Results: Evidence suggests that energy requirements for people living with HIV/AIDS (PLWHA) are increased by 10% for asymptomatic patients, 20-30% for symptomatic patients, and 50-100% for children with weight loss but data are insufficient to suggest increased protein requirement in PLWHA. Optimal nutrition of HIV+ mothers during pregnancy/lactation increases weight gain and improves pregnancy and birth outcomes. It was also found that long-term use of ART was associated with metabolic complications, but the value of ART outweighs risks. There is a need to look at interactions between nutrition and ARVs in chronically-malnourished populations. There is increased evidence that nutrition support during severe infection in people living with HIV/AIDS alters severity and outcome of infections and rate of recovery. The effects of good nutrition on HIV/AIDS are more pronounced if nutrition is promoted from the early stages of the disease. However, most infected people are not aware of their status until opportunistic infections begin to set in. Therefore, there is a need to promote nutrition in the general population and provide nutrition care and support as part of a comprehensive package for individuals and families affected by HIV/AIDS.

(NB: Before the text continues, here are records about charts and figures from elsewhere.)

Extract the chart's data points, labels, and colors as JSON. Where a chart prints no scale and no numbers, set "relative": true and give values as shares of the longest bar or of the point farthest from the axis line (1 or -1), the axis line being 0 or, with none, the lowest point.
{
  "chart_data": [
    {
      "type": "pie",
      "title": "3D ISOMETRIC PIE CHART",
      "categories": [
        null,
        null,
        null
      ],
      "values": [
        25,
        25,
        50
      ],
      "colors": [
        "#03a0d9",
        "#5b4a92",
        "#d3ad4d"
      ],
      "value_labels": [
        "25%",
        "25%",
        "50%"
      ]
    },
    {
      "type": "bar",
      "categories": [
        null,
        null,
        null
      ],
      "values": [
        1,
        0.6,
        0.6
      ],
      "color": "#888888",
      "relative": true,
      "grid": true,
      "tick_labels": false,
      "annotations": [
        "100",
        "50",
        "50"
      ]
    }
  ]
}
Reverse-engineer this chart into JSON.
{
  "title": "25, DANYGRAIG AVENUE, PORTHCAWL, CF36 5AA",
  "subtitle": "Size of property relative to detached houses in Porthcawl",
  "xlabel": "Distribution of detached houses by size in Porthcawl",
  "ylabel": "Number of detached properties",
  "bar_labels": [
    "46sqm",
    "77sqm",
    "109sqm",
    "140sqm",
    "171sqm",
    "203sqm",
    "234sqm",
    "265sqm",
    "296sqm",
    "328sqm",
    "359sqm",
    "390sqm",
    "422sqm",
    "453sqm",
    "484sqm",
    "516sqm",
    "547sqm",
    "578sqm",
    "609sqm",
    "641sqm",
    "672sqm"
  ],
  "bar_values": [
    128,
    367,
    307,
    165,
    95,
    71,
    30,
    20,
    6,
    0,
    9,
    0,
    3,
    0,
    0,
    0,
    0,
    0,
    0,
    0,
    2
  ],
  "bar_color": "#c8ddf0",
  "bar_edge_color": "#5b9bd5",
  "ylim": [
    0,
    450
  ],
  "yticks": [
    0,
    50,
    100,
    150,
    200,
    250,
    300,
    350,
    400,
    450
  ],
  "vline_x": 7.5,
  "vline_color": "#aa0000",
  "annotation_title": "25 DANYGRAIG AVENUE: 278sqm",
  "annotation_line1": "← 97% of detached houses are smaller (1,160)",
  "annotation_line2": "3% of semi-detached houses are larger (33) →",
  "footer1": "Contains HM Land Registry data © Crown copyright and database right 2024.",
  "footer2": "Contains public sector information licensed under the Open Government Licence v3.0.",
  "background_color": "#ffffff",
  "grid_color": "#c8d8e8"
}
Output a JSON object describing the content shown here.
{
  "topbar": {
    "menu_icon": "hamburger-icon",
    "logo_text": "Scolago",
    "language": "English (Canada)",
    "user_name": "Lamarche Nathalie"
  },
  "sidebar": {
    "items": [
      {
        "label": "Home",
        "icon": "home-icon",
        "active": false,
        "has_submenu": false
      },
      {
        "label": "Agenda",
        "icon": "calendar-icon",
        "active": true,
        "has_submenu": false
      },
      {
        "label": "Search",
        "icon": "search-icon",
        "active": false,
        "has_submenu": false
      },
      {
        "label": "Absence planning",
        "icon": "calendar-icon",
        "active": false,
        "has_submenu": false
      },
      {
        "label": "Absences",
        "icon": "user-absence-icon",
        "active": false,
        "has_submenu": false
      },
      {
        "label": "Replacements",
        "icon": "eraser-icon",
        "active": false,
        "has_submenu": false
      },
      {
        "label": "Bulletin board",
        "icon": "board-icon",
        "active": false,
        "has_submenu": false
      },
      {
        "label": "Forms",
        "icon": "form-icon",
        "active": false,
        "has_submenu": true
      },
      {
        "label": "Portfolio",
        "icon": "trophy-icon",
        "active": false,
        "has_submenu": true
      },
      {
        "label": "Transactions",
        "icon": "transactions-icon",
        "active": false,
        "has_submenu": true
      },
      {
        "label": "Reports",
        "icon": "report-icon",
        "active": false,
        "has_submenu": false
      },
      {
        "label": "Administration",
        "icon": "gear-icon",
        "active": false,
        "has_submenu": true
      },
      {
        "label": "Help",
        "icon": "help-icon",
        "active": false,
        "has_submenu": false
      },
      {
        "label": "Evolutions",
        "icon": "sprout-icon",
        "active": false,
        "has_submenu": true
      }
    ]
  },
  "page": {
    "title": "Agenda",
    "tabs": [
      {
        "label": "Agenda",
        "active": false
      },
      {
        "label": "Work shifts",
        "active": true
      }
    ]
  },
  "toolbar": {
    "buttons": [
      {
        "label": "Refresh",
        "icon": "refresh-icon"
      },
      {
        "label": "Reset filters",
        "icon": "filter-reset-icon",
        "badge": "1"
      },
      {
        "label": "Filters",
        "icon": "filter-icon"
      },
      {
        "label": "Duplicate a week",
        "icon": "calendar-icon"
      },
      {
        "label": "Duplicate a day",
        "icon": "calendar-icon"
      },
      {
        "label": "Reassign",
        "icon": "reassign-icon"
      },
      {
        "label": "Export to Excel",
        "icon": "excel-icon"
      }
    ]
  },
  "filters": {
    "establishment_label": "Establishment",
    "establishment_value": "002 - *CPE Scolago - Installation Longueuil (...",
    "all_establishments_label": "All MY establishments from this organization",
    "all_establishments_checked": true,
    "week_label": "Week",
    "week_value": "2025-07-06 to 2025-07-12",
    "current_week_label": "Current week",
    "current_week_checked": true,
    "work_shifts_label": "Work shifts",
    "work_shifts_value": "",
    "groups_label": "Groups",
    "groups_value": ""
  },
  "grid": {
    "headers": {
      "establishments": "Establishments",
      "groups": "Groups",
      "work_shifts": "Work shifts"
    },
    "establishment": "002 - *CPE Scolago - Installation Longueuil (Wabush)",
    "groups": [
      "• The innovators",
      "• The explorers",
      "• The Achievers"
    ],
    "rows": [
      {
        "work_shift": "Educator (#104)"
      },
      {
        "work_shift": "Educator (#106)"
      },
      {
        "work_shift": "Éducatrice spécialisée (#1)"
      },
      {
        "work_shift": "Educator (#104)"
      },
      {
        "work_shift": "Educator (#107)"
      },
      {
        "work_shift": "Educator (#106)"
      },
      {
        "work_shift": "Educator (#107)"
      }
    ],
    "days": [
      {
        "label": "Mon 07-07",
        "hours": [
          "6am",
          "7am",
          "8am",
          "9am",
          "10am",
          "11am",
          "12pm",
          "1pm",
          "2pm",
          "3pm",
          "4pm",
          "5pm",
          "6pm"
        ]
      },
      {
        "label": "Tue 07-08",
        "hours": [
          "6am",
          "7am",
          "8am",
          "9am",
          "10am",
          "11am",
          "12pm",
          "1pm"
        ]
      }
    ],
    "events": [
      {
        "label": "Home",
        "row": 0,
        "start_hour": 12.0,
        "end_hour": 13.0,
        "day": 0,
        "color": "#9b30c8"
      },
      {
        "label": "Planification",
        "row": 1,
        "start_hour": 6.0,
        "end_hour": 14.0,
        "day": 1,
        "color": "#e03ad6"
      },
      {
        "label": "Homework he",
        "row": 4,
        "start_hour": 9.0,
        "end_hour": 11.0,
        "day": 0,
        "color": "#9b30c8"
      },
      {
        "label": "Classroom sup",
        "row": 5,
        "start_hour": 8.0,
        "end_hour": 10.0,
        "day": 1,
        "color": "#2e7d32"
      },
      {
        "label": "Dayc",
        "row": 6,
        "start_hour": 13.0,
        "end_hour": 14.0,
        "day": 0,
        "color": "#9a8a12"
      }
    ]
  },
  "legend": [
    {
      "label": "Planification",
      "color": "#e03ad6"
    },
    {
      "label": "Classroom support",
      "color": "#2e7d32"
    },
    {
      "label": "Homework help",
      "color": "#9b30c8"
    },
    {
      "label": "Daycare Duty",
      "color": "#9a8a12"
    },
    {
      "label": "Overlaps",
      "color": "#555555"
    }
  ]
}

Conclusion: The action that is urgently required for each component is to conduct a situation assessment and analysis, set priority action and advocacy for resource allocation, develop national policies/strategies/protocols, support women and children affected by HIV through nutrition assessment, dietary guidance, community-based care and support, food interventions, micronutrients supplementation, and finally establish a monitoring and evaluation mechanism,
conduct operational studies, and document experiences.

Acknowledgements: Systematic reviews for evidences were commissioned by the WHO Technical Advisory Group, while the international consultation was organized by WHO in collaboration with Ministry of Health, South Africa, United Nations Chidlren’s Fund, and other partners.